Here's an interpretation of their performance:

`Actual Prices (truth)`: The blue line shows the actual stock price movement in the test set, which has a general downward trend with several fluctuations.
`Linear Regression (lr)` and `SGD Regressor (sgd_lr)`: Both lr (orange) and sgd_lr (green) appear to follow the general downward trend of the actual prices. However, they tend to be smoother and lag behind the sharper movements and sudden drops in the actual prices. They capture the overall direction but lack the responsiveness to capture rapid changes.
`Decision Trees (decision_trees)`: The red line for Decision Trees shows a very poor performance. It predicts constant values for significant periods, indicating a severe lack of generalization. For instance, it predicts around 300 for the first segment, then drops to around 275-280, and then later to around 260. This step-like behavior suggests it has failed to learn the underlying patterns and has likely overfit to the training data, producing flat predictions on unseen data.
`Random Forest (random_forest)`: Similar to Decision Trees, the purple line for Random Forest also exhibits a step-like or largely flat prediction for considerable stretches, particularly in the earlier part of the test data (predicting around 290). While it shows some more variation than the single `Decision Tree`, it still struggles to accurately track the dynamic nature of the stock prices in the test set. It too appears to suffer from poor generalization.

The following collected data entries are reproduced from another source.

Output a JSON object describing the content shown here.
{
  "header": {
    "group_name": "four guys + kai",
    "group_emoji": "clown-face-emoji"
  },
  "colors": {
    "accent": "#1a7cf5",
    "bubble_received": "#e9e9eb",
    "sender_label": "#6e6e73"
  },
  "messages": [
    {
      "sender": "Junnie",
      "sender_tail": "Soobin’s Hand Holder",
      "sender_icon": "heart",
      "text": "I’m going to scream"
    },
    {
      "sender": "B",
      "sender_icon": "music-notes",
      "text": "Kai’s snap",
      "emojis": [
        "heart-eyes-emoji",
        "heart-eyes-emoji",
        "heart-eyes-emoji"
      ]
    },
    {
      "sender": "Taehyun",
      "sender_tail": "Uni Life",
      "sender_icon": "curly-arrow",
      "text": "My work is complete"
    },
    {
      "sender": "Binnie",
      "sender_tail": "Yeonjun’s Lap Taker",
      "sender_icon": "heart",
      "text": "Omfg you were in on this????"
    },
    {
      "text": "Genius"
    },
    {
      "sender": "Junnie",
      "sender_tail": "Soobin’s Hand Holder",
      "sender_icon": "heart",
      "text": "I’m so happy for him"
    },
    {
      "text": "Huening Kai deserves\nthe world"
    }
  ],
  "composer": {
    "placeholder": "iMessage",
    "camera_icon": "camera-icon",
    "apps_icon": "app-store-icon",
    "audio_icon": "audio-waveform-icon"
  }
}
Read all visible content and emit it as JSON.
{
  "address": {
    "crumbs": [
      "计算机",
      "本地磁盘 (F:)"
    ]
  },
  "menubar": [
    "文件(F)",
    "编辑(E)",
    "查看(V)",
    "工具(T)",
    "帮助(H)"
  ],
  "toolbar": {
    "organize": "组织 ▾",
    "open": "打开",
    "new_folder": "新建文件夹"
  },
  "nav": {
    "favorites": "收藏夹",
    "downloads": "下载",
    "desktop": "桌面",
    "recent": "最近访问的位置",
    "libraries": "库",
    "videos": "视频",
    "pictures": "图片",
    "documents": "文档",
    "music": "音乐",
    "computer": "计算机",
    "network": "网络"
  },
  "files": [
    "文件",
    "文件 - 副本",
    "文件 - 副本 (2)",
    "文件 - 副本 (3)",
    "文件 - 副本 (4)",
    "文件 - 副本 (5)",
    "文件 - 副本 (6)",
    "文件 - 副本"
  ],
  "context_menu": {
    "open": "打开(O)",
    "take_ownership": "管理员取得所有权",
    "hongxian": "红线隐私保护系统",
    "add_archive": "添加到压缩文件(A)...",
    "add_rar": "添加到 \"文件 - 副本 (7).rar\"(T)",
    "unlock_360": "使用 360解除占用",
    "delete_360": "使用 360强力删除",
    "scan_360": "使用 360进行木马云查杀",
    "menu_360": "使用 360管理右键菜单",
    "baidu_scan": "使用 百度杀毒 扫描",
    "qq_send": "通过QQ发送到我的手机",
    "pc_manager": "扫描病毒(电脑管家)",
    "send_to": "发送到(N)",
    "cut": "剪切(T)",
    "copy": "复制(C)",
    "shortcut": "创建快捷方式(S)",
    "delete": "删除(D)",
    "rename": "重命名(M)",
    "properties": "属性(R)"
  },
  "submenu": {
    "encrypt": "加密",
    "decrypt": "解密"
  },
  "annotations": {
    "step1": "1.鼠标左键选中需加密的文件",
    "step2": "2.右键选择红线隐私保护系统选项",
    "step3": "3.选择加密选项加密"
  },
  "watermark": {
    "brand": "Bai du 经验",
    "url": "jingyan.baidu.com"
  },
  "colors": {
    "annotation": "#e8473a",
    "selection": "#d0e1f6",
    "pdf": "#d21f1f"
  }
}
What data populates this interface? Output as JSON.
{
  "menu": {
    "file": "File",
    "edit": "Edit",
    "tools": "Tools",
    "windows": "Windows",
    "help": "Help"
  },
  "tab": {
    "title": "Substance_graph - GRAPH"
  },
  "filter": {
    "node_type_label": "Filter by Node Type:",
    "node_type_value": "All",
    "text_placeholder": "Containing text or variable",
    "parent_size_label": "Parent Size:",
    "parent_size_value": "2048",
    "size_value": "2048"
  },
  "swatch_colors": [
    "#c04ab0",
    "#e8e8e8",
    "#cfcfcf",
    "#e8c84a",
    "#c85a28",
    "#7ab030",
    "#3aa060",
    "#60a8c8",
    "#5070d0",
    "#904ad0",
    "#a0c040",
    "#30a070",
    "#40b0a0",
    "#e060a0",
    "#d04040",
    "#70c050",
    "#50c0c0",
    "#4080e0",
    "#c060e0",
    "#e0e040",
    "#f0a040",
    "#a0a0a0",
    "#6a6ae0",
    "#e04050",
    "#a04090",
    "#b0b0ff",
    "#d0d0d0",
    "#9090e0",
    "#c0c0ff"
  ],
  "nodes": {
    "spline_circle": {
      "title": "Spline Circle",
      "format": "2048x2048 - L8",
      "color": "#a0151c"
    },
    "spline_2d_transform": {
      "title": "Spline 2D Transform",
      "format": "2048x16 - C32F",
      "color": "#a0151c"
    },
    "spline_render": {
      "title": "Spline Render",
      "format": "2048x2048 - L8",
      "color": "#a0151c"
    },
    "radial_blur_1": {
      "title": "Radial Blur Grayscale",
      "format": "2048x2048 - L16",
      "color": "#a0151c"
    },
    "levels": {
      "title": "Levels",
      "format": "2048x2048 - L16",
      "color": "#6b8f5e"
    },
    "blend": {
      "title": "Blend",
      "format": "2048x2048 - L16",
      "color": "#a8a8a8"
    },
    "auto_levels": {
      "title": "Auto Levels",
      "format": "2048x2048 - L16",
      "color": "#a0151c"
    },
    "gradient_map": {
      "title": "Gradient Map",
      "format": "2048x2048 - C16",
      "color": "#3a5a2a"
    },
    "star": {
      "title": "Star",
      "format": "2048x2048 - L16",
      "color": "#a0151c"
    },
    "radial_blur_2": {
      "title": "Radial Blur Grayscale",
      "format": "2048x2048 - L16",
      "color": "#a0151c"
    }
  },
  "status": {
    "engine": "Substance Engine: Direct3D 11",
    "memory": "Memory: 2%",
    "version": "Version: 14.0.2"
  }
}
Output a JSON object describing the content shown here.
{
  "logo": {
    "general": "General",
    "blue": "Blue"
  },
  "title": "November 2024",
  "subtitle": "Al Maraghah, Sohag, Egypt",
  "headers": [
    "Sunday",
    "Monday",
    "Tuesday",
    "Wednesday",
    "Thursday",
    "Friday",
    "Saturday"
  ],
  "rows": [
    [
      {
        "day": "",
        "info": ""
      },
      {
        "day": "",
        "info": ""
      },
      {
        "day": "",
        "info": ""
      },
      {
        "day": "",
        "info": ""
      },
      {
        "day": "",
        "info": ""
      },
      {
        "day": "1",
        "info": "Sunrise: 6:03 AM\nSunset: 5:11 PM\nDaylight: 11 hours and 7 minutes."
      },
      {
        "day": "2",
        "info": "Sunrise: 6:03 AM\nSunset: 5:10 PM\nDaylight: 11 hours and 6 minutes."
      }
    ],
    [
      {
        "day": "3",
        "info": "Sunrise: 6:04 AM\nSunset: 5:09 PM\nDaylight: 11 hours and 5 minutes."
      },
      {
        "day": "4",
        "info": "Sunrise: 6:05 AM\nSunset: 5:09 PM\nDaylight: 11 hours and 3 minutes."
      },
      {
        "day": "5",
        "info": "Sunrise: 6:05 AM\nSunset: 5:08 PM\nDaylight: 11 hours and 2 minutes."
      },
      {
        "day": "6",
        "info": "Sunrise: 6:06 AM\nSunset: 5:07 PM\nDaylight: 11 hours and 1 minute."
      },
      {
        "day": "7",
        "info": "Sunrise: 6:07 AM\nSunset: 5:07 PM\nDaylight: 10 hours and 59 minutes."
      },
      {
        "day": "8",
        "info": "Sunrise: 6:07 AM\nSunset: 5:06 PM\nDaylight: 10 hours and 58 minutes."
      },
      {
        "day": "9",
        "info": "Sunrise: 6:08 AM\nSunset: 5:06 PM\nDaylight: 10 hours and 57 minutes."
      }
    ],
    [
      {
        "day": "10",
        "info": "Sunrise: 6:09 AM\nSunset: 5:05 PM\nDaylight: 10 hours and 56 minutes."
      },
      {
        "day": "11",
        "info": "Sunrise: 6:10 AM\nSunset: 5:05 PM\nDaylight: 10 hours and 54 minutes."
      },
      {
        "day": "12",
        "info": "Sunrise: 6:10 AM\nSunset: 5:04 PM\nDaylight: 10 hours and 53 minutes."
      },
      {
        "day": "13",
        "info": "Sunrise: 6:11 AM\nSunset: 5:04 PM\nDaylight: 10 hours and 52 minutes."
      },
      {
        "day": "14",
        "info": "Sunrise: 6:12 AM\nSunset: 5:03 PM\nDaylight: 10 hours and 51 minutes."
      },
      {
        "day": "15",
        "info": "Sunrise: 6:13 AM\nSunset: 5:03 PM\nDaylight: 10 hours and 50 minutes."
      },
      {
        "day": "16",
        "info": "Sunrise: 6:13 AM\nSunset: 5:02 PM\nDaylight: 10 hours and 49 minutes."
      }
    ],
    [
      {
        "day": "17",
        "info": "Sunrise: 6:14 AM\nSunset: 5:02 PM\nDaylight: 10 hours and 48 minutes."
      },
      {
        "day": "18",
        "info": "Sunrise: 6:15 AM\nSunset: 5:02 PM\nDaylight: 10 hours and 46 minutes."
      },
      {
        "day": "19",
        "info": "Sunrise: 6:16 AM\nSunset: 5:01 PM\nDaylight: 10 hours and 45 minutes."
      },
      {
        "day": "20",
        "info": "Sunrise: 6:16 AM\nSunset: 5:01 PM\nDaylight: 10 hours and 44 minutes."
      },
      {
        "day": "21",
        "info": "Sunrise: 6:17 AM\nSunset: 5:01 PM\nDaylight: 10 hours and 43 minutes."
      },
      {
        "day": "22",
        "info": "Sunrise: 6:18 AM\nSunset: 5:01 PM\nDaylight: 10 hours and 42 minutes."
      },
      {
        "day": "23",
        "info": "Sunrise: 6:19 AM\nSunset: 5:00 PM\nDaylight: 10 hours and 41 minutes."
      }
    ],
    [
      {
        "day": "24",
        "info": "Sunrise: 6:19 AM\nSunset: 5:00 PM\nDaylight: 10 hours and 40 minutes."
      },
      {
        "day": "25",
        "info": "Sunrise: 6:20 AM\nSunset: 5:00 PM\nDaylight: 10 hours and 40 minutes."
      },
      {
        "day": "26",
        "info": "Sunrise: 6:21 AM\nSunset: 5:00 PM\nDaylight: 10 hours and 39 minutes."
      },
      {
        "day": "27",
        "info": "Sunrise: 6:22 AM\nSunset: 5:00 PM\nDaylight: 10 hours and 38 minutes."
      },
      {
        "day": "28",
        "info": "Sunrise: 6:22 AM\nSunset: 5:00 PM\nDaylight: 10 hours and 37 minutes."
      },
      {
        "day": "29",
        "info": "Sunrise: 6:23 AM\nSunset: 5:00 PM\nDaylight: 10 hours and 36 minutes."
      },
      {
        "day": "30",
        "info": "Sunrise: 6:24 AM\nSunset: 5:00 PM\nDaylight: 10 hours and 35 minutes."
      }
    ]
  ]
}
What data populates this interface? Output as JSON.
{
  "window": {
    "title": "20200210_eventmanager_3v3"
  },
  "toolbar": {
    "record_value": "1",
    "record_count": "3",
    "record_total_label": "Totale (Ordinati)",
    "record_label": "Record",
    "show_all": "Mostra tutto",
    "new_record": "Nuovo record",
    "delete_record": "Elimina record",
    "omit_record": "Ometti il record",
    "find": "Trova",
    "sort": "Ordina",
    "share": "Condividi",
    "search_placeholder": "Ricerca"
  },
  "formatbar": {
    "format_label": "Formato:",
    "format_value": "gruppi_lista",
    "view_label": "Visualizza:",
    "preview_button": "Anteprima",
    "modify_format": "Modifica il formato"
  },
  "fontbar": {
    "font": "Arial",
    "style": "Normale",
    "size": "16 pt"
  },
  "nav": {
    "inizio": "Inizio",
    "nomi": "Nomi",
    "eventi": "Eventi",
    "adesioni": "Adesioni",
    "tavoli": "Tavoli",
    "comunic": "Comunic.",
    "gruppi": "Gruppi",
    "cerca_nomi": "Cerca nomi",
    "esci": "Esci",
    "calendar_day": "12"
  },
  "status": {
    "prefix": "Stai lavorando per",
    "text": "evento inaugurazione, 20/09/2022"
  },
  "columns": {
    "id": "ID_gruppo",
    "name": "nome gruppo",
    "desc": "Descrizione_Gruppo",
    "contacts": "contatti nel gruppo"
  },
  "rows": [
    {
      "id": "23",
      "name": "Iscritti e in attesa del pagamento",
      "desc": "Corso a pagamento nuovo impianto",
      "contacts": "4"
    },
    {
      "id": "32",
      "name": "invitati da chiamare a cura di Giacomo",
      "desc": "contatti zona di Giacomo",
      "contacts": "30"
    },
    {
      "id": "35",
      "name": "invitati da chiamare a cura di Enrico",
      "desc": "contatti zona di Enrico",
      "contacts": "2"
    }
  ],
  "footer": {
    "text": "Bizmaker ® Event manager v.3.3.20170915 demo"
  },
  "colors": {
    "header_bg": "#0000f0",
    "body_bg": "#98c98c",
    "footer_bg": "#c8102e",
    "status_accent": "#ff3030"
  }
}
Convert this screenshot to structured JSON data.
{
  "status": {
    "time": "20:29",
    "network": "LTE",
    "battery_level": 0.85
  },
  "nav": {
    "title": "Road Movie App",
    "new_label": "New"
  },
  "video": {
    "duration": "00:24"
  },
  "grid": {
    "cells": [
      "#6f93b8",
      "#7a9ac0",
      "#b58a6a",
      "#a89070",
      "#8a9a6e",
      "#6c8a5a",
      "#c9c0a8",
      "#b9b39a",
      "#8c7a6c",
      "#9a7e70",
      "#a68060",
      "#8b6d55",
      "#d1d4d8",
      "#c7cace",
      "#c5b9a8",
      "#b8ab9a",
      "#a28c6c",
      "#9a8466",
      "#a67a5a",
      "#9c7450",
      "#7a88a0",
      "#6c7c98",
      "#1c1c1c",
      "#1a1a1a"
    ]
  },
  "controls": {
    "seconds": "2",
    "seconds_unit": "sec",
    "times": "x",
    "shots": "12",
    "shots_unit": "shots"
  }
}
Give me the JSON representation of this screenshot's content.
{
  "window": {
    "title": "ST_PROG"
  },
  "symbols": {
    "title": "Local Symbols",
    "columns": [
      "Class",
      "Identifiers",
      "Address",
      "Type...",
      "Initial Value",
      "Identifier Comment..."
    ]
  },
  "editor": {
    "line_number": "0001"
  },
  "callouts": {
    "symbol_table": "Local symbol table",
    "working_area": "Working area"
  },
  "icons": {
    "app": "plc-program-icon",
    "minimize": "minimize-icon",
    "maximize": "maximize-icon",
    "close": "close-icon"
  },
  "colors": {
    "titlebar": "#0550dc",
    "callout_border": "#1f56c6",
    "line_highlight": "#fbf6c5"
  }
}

`Overall Conclusion`: Based on this visualization, both Linear Regression and SGD Regressor models, while imperfect, provide a more reasonable approximation of the stock price trend on the test data compared to the Decision Tree and Random Forest models. The tree-based models perform poorly, indicating they are not well-suited for capturing the continuous and dynamic nature of this time series data, likely due to overfitting during training.